My apartment is still filled with boxes. Lined up just like he left them. Every time I look at them it feels like a joke. Like the universe gift-wrapped his absence just so I could open it again and again.
I talk to him sometimes. I tell him how sorry I am. How I would’ve taken the deal if I’d known. How this kind of loneliness doesn’t feel like heartbreak—it feels like torture. Like something inside me is decaying one memory at a time.
And every day I wonder if he regrets it. If he remembers me at all. If the part of him that loved me is buried somewhere deep in Hell, screaming to come back.
Because I am. And no one is listening.
I don’t hear the knock. Or maybe I do, and I just don’t care. The door creaks open, soft and slow, and I brace for someone I don’t want to see—someone here to tell me to eat, to sleep, to pull myself together.
But the voice is softer than I expected. Familiar in a way that disarms me. “Ophelia,” Rosalind says gently. “It’s just me.”
I don’t turn around. I’m still curled in the corner of my room, knees pulled to my chest.
I hear her walk in, her heels clicking once against the floor before she slips them off without a word. She doesn’t hover, doesn’t ask for permission. She just sits beside me, silent, until it becomes something I can breathe in.
“You weren’t answering,” she finally says. “And I figured… if there was ever a time you shouldn’t be alone, it’s now.”
I want to speak, but my throat burns. I don’t even know what I’d say. So I just whisper the only truth I have left. “I can’t feel him anymore.”
Rosalind doesn’t flinch, she doesn’t try to fix it. She lays her hand over mine, warm and solid. “I know.”
It’s those two words that undo me. “I talk to him,” I admit, the words breaking apart in my mouth. “I tell him I’m sorry. That I would’ve done anything if I’d known. I don’t even know if he’d want to hear it. I just—”
My voice catches. “I just want him back.”
Rosalind nods, still so quiet. There’s no pity in her face. Just grief. Real, quiet, maternal grief—for the daughter she chose, and the man who gave himself up so that daughter could live.
“I know what it’s like to lose someone you love,” she says softly. “And I wish I could say it gets easier. But it doesn’t. It just… changes.”
She squeezes my hand. “You’re not selfish for hurting. You’re not weak for breaking. And you’re not alone.”
I lean my head against her shoulder. My breath shakes, my body aches in places grief has taken root. “I don’t know how to keep going.”

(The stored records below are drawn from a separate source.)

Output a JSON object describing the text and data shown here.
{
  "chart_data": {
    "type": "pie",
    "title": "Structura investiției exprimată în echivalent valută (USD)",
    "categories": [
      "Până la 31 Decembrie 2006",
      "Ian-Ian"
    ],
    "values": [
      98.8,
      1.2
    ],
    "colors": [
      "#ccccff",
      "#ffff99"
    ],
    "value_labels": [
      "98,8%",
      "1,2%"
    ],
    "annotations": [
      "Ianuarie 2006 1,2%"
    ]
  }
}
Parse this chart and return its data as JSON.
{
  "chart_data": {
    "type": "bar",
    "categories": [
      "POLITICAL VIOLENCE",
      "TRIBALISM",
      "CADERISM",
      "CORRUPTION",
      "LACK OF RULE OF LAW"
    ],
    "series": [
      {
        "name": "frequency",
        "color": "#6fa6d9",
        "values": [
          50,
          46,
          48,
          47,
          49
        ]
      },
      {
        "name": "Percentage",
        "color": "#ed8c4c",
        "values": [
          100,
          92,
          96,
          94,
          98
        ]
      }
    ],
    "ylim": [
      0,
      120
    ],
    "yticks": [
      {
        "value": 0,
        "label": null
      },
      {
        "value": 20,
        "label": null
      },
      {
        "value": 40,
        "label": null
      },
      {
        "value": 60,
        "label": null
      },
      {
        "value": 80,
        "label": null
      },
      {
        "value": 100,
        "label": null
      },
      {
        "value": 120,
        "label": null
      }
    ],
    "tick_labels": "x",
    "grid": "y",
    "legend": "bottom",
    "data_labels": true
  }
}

“Don’t try to yet,” she whispers. “Just let yourself feel this. Let it hurt. Let it be messy. I’ll sit with you through every second of it.”
And I do.
I cry until I can’t anymore. Until the pain becomes too heavy for tears and all that’s left is the sound of breathing, hers and mine.
“Rosalind said it’s been four months,” he says gently. “That you haven’t spoken. Or eaten.”
Four months. So that’s how long it’s been. Time stopped mattering, days blended together and folded in on themselves until I forgot how to tell them apart.
I don’t respond. I haven’t in weeks. Maybe longer.
He steps inside, carefully. Like the air might shatter if he moves too fast.
I’m still in the same spot. The corner of the room. Back against the wall, knees hugged to my chest. The boxes around me are untouched, still lined up like soldiers waiting to be dismissed from a war that never ended.
Dominic lowers himself to a crouch. “You don’t have to talk,” he says. “I’ll talk.” And he does.
He talks about Melanie. About regret, guilt, how he’s not sure what he’s mourning anymore—his wife, his marriage, or the man he used to be.
I barely register the words. They drift past me like smoke. Until he says it. “He didn’t trade his soul so you could disappear too.”
That cuts through everything. I look up at him for the first time in months. Really look. And the moment our eyes meet, I know he sees it. What’s left of me… isn’t.
He stands slowly, and his voice drops. “I don’t know how to fix this. But I want to try. For him. For you.”